Jude Sunday

Personal information
- Full name: Jude Cide Sunday
- Date of birth: 4 October 2004 (age 21)
- Position: Winger

Team information
- Current team: Dynamo České Budějovice
- Number: 32

Youth career
- Real Sapphire FC

Senior career*
- Years: Team / Apps / (Gls)
- 2023–2025: Trenčín / 56 / (2)
- 2025–: Dynamo České Budějovice / 17 / (1)

International career^{‡}
- 2023: Nigeria U20 / 12 / (4)

= Jude Sunday =

Nigerian association football player

Jude Cide Sunday (born 4 October 2004) is a Nigerian football player who plays as an attacker for Dynamo České Budějovice in the Czech National Football League.

==Club career==
He played in his homeland for Lagos-based team Real Sapphire FC. He signed for AS Trencin in July 2023. He scored his first goals for Trencin in the Slovak Cup in August 2023, against MFK Vrbové.

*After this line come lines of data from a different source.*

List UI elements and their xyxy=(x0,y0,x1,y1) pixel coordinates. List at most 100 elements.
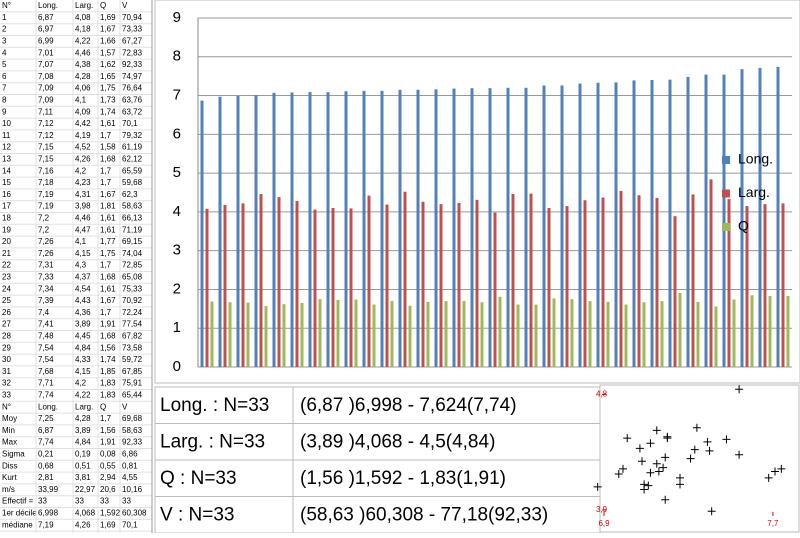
table-cell: 65,08 xyxy=(122,273,143,282)
stat-cell: 1,7 xyxy=(100,414,112,423)
table-cell: 3,89 xyxy=(75,320,91,329)
legend-label: Long. xyxy=(738,151,773,167)
legend-swatch xyxy=(722,189,730,198)
point xyxy=(619,464,627,473)
bar xyxy=(745,206,749,367)
legend-label: Larg. xyxy=(738,184,770,200)
point xyxy=(635,444,644,453)
table-cell: 7,19 xyxy=(38,190,54,199)
bar xyxy=(678,292,682,367)
table-cell: 32 xyxy=(2,379,11,388)
bar xyxy=(385,204,389,367)
bar xyxy=(452,88,456,367)
header-cell: Larg. xyxy=(75,402,93,411)
table-cell: 70,1 xyxy=(122,119,138,128)
table-cell: 72,24 xyxy=(122,308,143,317)
stat-cell: 33,99 xyxy=(38,485,59,494)
y-tick-label: 2 xyxy=(173,280,181,297)
table-cell: 1,75 xyxy=(100,84,116,93)
point xyxy=(644,481,653,490)
bar xyxy=(236,95,240,368)
table-cell: 73,58 xyxy=(122,343,143,352)
table-cell: 7,12 xyxy=(38,119,54,128)
bar xyxy=(282,304,286,367)
point xyxy=(722,435,731,444)
table-cell: 7,71 xyxy=(38,379,54,388)
bar xyxy=(290,92,294,367)
stat-cell: Effectif = xyxy=(2,497,34,506)
point xyxy=(663,432,672,441)
y-tick-label: 4,8 xyxy=(596,390,608,399)
table-cell: 22 xyxy=(2,261,11,270)
stat-cell: Sigma xyxy=(2,450,25,459)
table-cell: 75,33 xyxy=(122,284,143,293)
bar xyxy=(336,299,340,367)
stat-cell: 92,33 xyxy=(122,438,143,447)
table-cell: 1,67 xyxy=(100,25,116,34)
bar xyxy=(246,302,250,367)
bar xyxy=(619,190,623,367)
table-cell: 2 xyxy=(2,25,7,34)
table-cell: 31 xyxy=(2,367,11,376)
point xyxy=(690,445,699,454)
table-cell: 7,07 xyxy=(38,60,54,69)
summary-value: (58,63 )60,308 - 77,18(92,33) xyxy=(300,505,548,526)
bar xyxy=(367,195,371,367)
table-cell: 58,63 xyxy=(122,202,143,211)
summary-label: Long. : N=33 xyxy=(160,395,269,416)
point xyxy=(640,480,649,489)
bar xyxy=(542,85,546,368)
bar xyxy=(614,82,618,368)
bar xyxy=(565,206,569,367)
bar xyxy=(588,301,592,367)
table-cell: 4,1 xyxy=(75,96,87,105)
table-cell: 27 xyxy=(2,320,11,329)
table-cell: 1,7 xyxy=(100,166,112,175)
bar xyxy=(372,304,376,367)
table-cell: 4,2 xyxy=(75,379,87,388)
bar xyxy=(650,80,654,368)
table-cell: 3 xyxy=(2,37,7,46)
stat-cell: 1er décile xyxy=(2,509,37,518)
y-tick-label: 8 xyxy=(173,48,181,65)
bar xyxy=(637,195,641,367)
table-cell: 4,2 xyxy=(75,166,87,175)
table-cell: 14 xyxy=(2,166,11,175)
bar xyxy=(318,299,322,367)
table-cell: 4,22 xyxy=(75,391,91,400)
table-cell: 1,69 xyxy=(100,13,116,22)
bar xyxy=(534,304,538,367)
table-cell: 71,19 xyxy=(122,225,143,234)
table-cell: 6,87 xyxy=(38,13,54,22)
table-cell: 7,33 xyxy=(38,273,54,282)
stat-cell: 7,19 xyxy=(38,520,54,529)
stat-cell: 70,1 xyxy=(122,520,138,529)
point xyxy=(661,495,670,504)
stat-cell: 4,84 xyxy=(75,438,91,447)
table-cell: 4,47 xyxy=(75,225,91,234)
bar xyxy=(606,301,610,367)
table-cell: 7,4 xyxy=(38,308,50,317)
stat-cell: 6,86 xyxy=(122,450,138,459)
table-cell: 62,12 xyxy=(122,155,143,164)
stat-cell: 0,55 xyxy=(100,461,116,470)
bar xyxy=(776,66,780,368)
bar xyxy=(642,302,646,367)
point xyxy=(771,467,779,476)
bar xyxy=(673,216,677,367)
table-cell: 7,16 xyxy=(38,166,54,175)
table-cell: 70,94 xyxy=(122,13,143,22)
table-cell: 6,97 xyxy=(38,25,54,34)
header-cell: Q xyxy=(100,1,106,10)
summary-label: V : N=33 xyxy=(160,505,234,526)
table-cell: 7,18 xyxy=(38,178,54,187)
table-cell: 4,22 xyxy=(75,37,91,46)
point xyxy=(777,464,786,473)
stat-cell: 1,69 xyxy=(100,520,116,529)
legend-swatch xyxy=(722,156,730,164)
table-cell: 7,41 xyxy=(38,320,54,329)
table-cell: 7,09 xyxy=(38,96,54,105)
table-cell: 4,33 xyxy=(75,355,91,364)
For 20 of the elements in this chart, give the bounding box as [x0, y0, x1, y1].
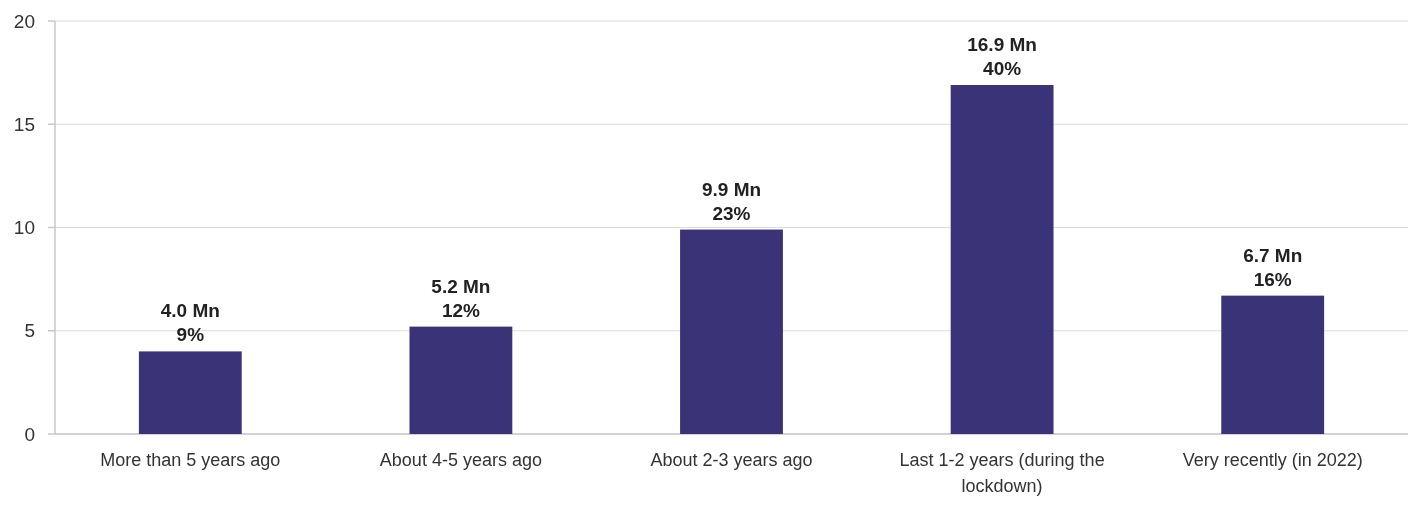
y-tick-label: 10	[13, 217, 35, 239]
y-tick-label: 0	[24, 423, 35, 445]
x-tick-label: About 4-5 years ago	[379, 450, 542, 470]
data-label: 6.7 Mn 16%	[1243, 244, 1303, 290]
y-tick-label: 20	[13, 10, 35, 32]
bar	[1221, 295, 1325, 434]
data-label: 4.0 Mn 9%	[160, 300, 220, 346]
x-tick-label: About 2-3 years ago	[650, 450, 813, 470]
x-tick-label: More than 5 years ago	[100, 450, 281, 470]
x-tick-label: Last 1-2 years (during the lockdown)	[899, 450, 1105, 496]
y-tick-label: 5	[24, 320, 35, 342]
data-label: 5.2 Mn 12%	[431, 275, 491, 321]
bar	[680, 229, 783, 434]
data-label: 9.9 Mn 23%	[701, 178, 762, 224]
data-label: 16.9 Mn 40%	[967, 34, 1037, 80]
y-tick-label: 15	[13, 113, 35, 135]
bar	[138, 351, 242, 434]
bar	[950, 85, 1054, 434]
bar	[409, 326, 513, 434]
x-tick-label: Very recently (in 2022)	[1182, 450, 1363, 470]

On 21 August 2025, Sunday signed a contract with Czech National Football League club Dynamo České Budějovice until 30 June 2028.

==International career==
He was a member of the Nigeria U20 team at the 2023 U-20 Africa Cup of Nations. He scored twice in the tournament, and was awarded the man-of-the-match award in the third place play-off against Tunisia U20. He was selected for the Nigeria U20 squad for the 2023 FIFA U-20 World Cup. He scored during the tournament against Italy U20.

==Style of play==
He is described as versatile attacker who can operate as a striker or as a winger.